Representation: Two’s complement bit layout (no sign bit semantics).
Right shifts: Logical (zero-fill) for unsigned types.

Literals

Loom supports decimal, binary, octal, and hexadecimal literals. Underscores are for readability.

let a: u32 = 42
let b: u32 = 0b1010_0110
let c: u32 = 0o755
let d: u32 = 0xDEAD_BEEF
let e      = 1_000_000u32   # force unsigned type

Type suffixes (optional)

let small = 255u8
let wide  = 60_000u16
let big   = 0xFFFF_FFFFu64

If no suffix is provided, the type is inferred from context (target variable type, operation, etc.).

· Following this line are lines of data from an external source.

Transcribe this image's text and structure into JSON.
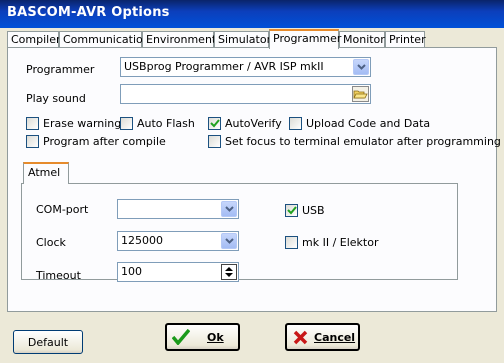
{
  "window": {
    "title": "BASCOM-AVR Options"
  },
  "tabs": [
    {
      "label": "Compiler"
    },
    {
      "label": "Communication"
    },
    {
      "label": "Environment"
    },
    {
      "label": "Simulator"
    },
    {
      "label": "Programmer",
      "active": true
    },
    {
      "label": "Monitor"
    },
    {
      "label": "Printer"
    }
  ],
  "programmer": {
    "programmer_label": "Programmer",
    "programmer_value": "USBprog Programmer / AVR ISP mkII",
    "play_sound_label": "Play sound",
    "play_sound_value": ""
  },
  "options": {
    "erase_warning": {
      "label": "Erase warning",
      "checked": false
    },
    "auto_flash": {
      "label": "Auto Flash",
      "checked": false
    },
    "auto_verify": {
      "label": "AutoVerify",
      "checked": true
    },
    "upload_code": {
      "label": "Upload Code and Data",
      "checked": false
    },
    "program_after_compile": {
      "label": "Program after compile",
      "checked": false
    },
    "set_focus": {
      "label": "Set focus to terminal emulator after programming",
      "checked": false
    }
  },
  "atmel": {
    "tab_label": "Atmel",
    "com_port_label": "COM-port",
    "com_port_value": "",
    "clock_label": "Clock",
    "clock_value": "125000",
    "timeout_label": "Timeout",
    "timeout_value": "100",
    "usb": {
      "label": "USB",
      "checked": true
    },
    "mkii": {
      "label": "mk II / Elektor",
      "checked": false
    }
  },
  "buttons": {
    "default_label": "Default",
    "ok_label": "Ok",
    "cancel_label": "Cancel"
  },
  "colors": {
    "title_bar": "#0050d8",
    "ok_icon": "#1a9a1a",
    "cancel_icon": "#c81818",
    "tab_highlight": "#e68b2c"
  }
}
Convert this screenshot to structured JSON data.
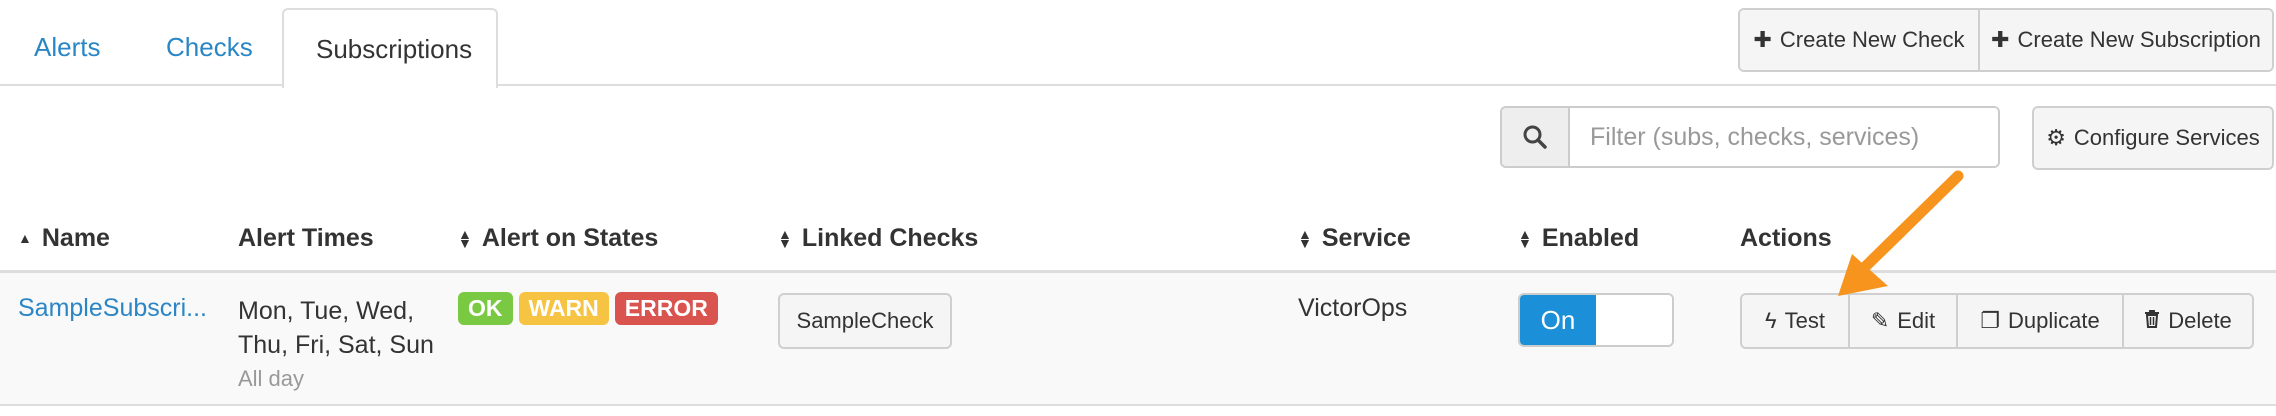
{
  "tabs": [
    {
      "label": "Alerts",
      "active": false
    },
    {
      "label": "Checks",
      "active": false
    },
    {
      "label": "Subscriptions",
      "active": true
    }
  ],
  "toolbar": {
    "create_check": "Create New Check",
    "create_subscription": "Create New Subscription",
    "configure_services": "Configure Services"
  },
  "search": {
    "placeholder": "Filter (subs, checks, services)",
    "value": ""
  },
  "table": {
    "headers": {
      "name": "Name",
      "alert_times": "Alert Times",
      "alert_states": "Alert on States",
      "linked_checks": "Linked Checks",
      "service": "Service",
      "enabled": "Enabled",
      "actions": "Actions"
    },
    "rows": [
      {
        "name": "SampleSubscri...",
        "alert_days_line1": "Mon, Tue, Wed,",
        "alert_days_line2": "Thu, Fri, Sat, Sun",
        "alert_hours": "All day",
        "states": [
          "OK",
          "WARN",
          "ERROR"
        ],
        "linked_check": "SampleCheck",
        "service": "VictorOps",
        "enabled_label": "On",
        "enabled": true
      }
    ]
  },
  "actions": {
    "test": "Test",
    "edit": "Edit",
    "duplicate": "Duplicate",
    "delete": "Delete"
  },
  "colors": {
    "link": "#2a86c5",
    "ok": "#7ac943",
    "warn": "#f6c342",
    "error": "#d9534f",
    "toggle_on": "#1b8fd8",
    "annotation_arrow": "#f7941d"
  },
  "icons": {
    "plus": "plus-icon",
    "gear": "gear-icon",
    "search": "search-icon",
    "sort": "sort-icon",
    "bolt": "bolt-icon",
    "pencil": "pencil-icon",
    "copy": "copy-icon",
    "trash": "trash-icon"
  }
}
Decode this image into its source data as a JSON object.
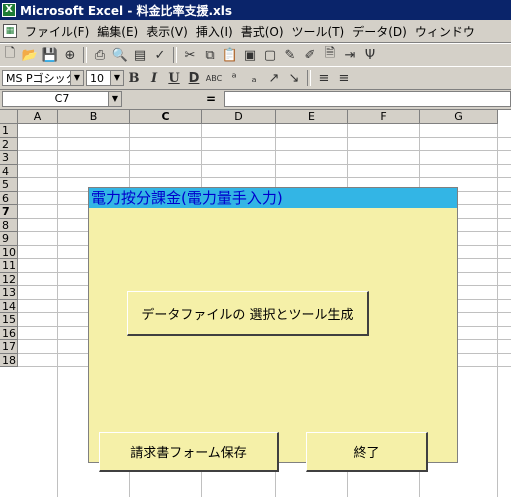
{
  "window": {
    "title": "Microsoft Excel - 料金比率支援.xls"
  },
  "menu": [
    "ファイル(F)",
    "編集(E)",
    "表示(V)",
    "挿入(I)",
    "書式(O)",
    "ツール(T)",
    "データ(D)",
    "ウィンドウ"
  ],
  "toolbar2": {
    "font_name": "MS Pゴシック",
    "font_size": "10"
  },
  "formula_bar": {
    "name_box": "C7",
    "equals": "="
  },
  "sheet": {
    "columns": [
      "A",
      "B",
      "C",
      "D",
      "E",
      "F",
      "G"
    ],
    "rows": [
      "1",
      "2",
      "3",
      "4",
      "5",
      "6",
      "7",
      "8",
      "9",
      "10",
      "11",
      "12",
      "13",
      "14",
      "15",
      "16",
      "17",
      "18"
    ],
    "selected_column": "C",
    "selected_row": "7"
  },
  "form": {
    "title": "電力按分課金(電力量手入力)",
    "generate_button": "データファイルの 選択とツール生成",
    "save_button": "請求書フォーム保存",
    "exit_button": "終了"
  },
  "colors": {
    "titlebar": "#0a246a",
    "form_background": "#f5f0a8",
    "form_title_background": "#33b5e5",
    "form_title_text": "#0000cc"
  }
}
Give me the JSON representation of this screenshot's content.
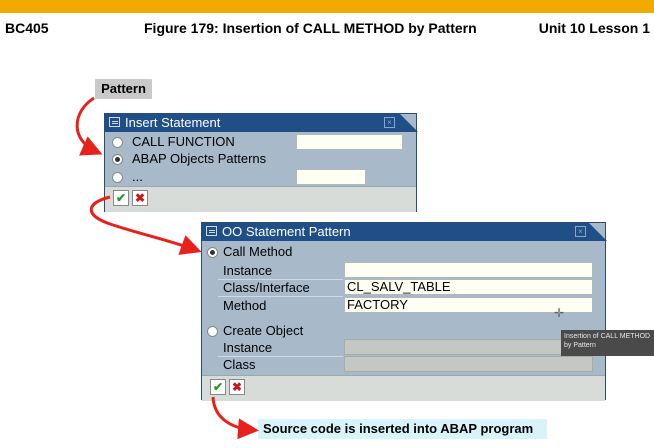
{
  "header": {
    "course": "BC405",
    "figure": "Figure 179: Insertion of CALL METHOD by Pattern",
    "unit": "Unit 10 Lesson 1"
  },
  "pattern_button": "Pattern",
  "insert_dialog": {
    "title": "Insert Statement",
    "options": [
      {
        "label": "CALL FUNCTION",
        "selected": false,
        "field_value": ""
      },
      {
        "label": "ABAP Objects Patterns",
        "selected": true
      },
      {
        "label": "...",
        "selected": false,
        "field_value": ""
      }
    ]
  },
  "oo_dialog": {
    "title": "OO Statement Pattern",
    "call_method": {
      "label": "Call Method",
      "selected": true,
      "rows": [
        {
          "label": "Instance",
          "value": ""
        },
        {
          "label": "Class/Interface",
          "value": "CL_SALV_TABLE"
        },
        {
          "label": "Method",
          "value": "FACTORY"
        }
      ]
    },
    "create_object": {
      "label": "Create Object",
      "selected": false,
      "rows": [
        {
          "label": "Instance",
          "value": ""
        },
        {
          "label": "Class",
          "value": ""
        }
      ]
    }
  },
  "tooltip": "Insertion of CALL METHOD by Pattern",
  "note": "Source code is inserted into ABAP program",
  "icons": {
    "confirm": "green-checkmark",
    "cancel": "red-x"
  },
  "colors": {
    "accent_bar": "#f0ab00",
    "title_bar": "#1f4f86",
    "dialog_body": "#a8b9c9",
    "arrow": "#e8211c",
    "note_bg": "#d9f3fb"
  }
}
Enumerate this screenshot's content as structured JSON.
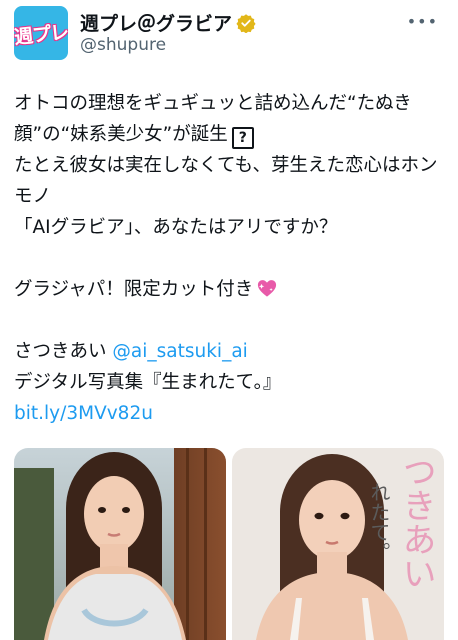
{
  "account": {
    "avatar_text": "週プレ",
    "display_name": "週プレ＠グラビア",
    "handle": "@shupure",
    "more_label": "•••"
  },
  "tweet": {
    "line1": "オトコの理想をギュギュッと詰め込んだ“たぬき",
    "line2": "顔”の“妹系美少女”が誕生",
    "line2_box": "?",
    "line3": "たとえ彼女は実在しなくても、芽生えた恋心はホン",
    "line4": "モノ",
    "line5": "「AIグラビア」、あなたはアリですか？",
    "line6": "グラジャパ！限定カット付き",
    "line7_prefix": "さつきあい ",
    "line7_mention": "@ai_satsuki_ai",
    "line8": "デジタル写真集『生まれたて。』",
    "line9_link": "bit.ly/3MVv82u"
  },
  "media": {
    "right_overlay_main": "つきあい",
    "right_overlay_sub": "れたて。"
  },
  "colors": {
    "link": "#1d9bf0",
    "verified_gold": "#e2b719",
    "secondary_text": "#536471"
  }
}
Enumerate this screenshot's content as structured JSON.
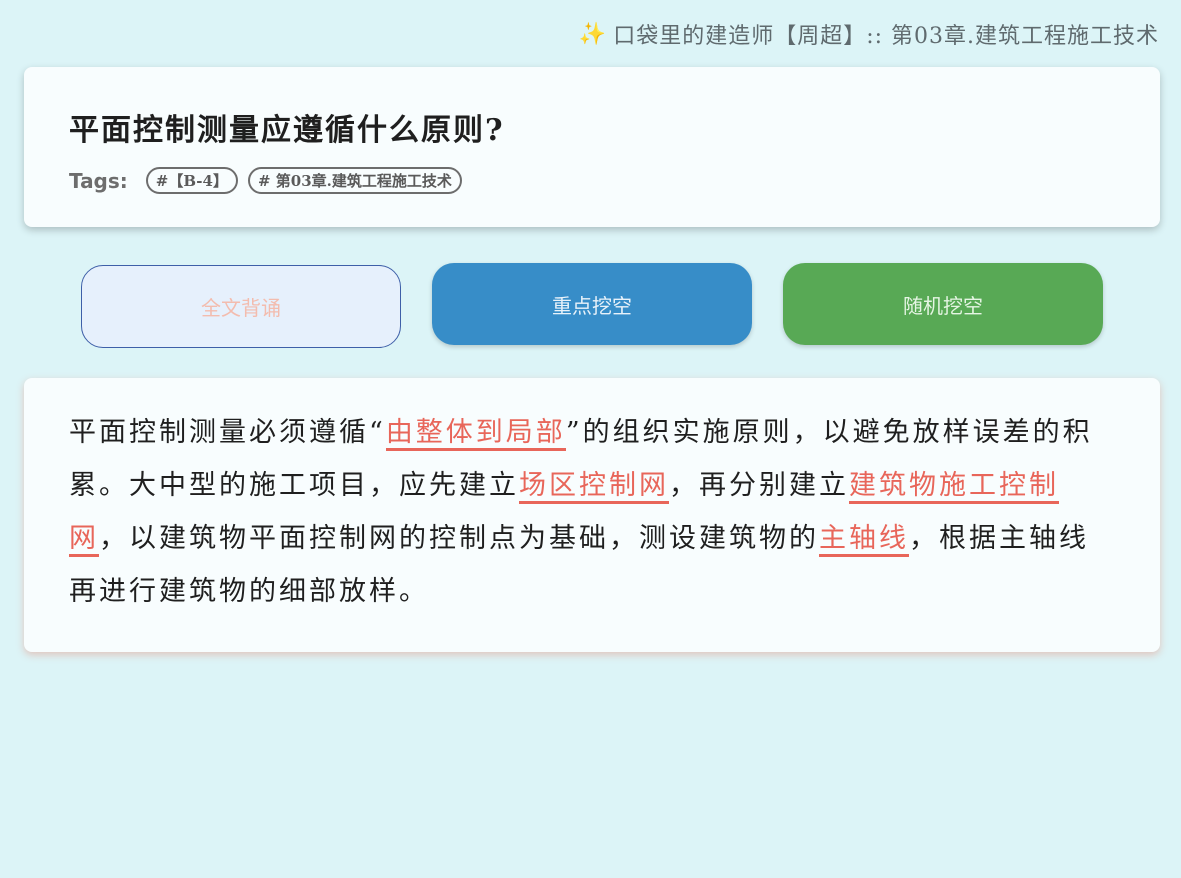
{
  "breadcrumb": {
    "icon": "sparkle-icon",
    "text": "口袋里的建造师【周超】:: 第03章.建筑工程施工技术"
  },
  "question": {
    "title": "平面控制测量应遵循什么原则?",
    "tags_label": "Tags:",
    "tags": [
      "#【B-4】",
      "# 第03章.建筑工程施工技术"
    ]
  },
  "buttons": {
    "full_recite": "全文背诵",
    "key_blank": "重点挖空",
    "random_blank": "随机挖空"
  },
  "answer": {
    "t1": "平面控制测量必须遵循“",
    "k1": "由整体到局部",
    "t2": "”的组织实施原则，以避免放样误差的积累。大中型的施工项目，应先建立",
    "k2": "场区控制网",
    "t3": "，再分别建立",
    "k3": "建筑物施工控制网",
    "t4": "，以建筑物平面控制网的控制点为基础，测设建筑物的",
    "k4": "主轴线",
    "t5": "，根据主轴线再进行建筑物的细部放样。"
  },
  "colors": {
    "background": "#dcf4f7",
    "keyword": "#e8665a",
    "key_button": "#378dc8",
    "random_button": "#58a955"
  }
}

When a literal must be unsigned and context is ambiguous, suffix it.

Declarations & initialization

let count: u64 = 10
var total: u32 = 0      # mutable
let mask         = 0xFFu16

Operators & semantics

Arithmetic: + - * / %
Bitwise: & | ^ ~ << >> (note: >> is logical on unsigned)
Comparison: == != < <= > >=

let x: u16 = 300
let y: u16 = 12
let q = x / y         # 25 (integer division, trunc toward 0)
let r = x % y         # 0
let m = x << 2        # 1200
let n = ~y            # bitwise NOT

Divide by zero is a runtime error.

Overflow & underflow

By default, Loom uses checked math in Debug and wrapping math in Release. The standard library exposes explicit modes:

checked_add/sub/mul → (value, overflowed: bool)
wrapping_add/sub/mul → wrap mod 2ⁿ
saturating_add/sub/mul → clamp at MIN/MAX (for unsigned, MIN is 0)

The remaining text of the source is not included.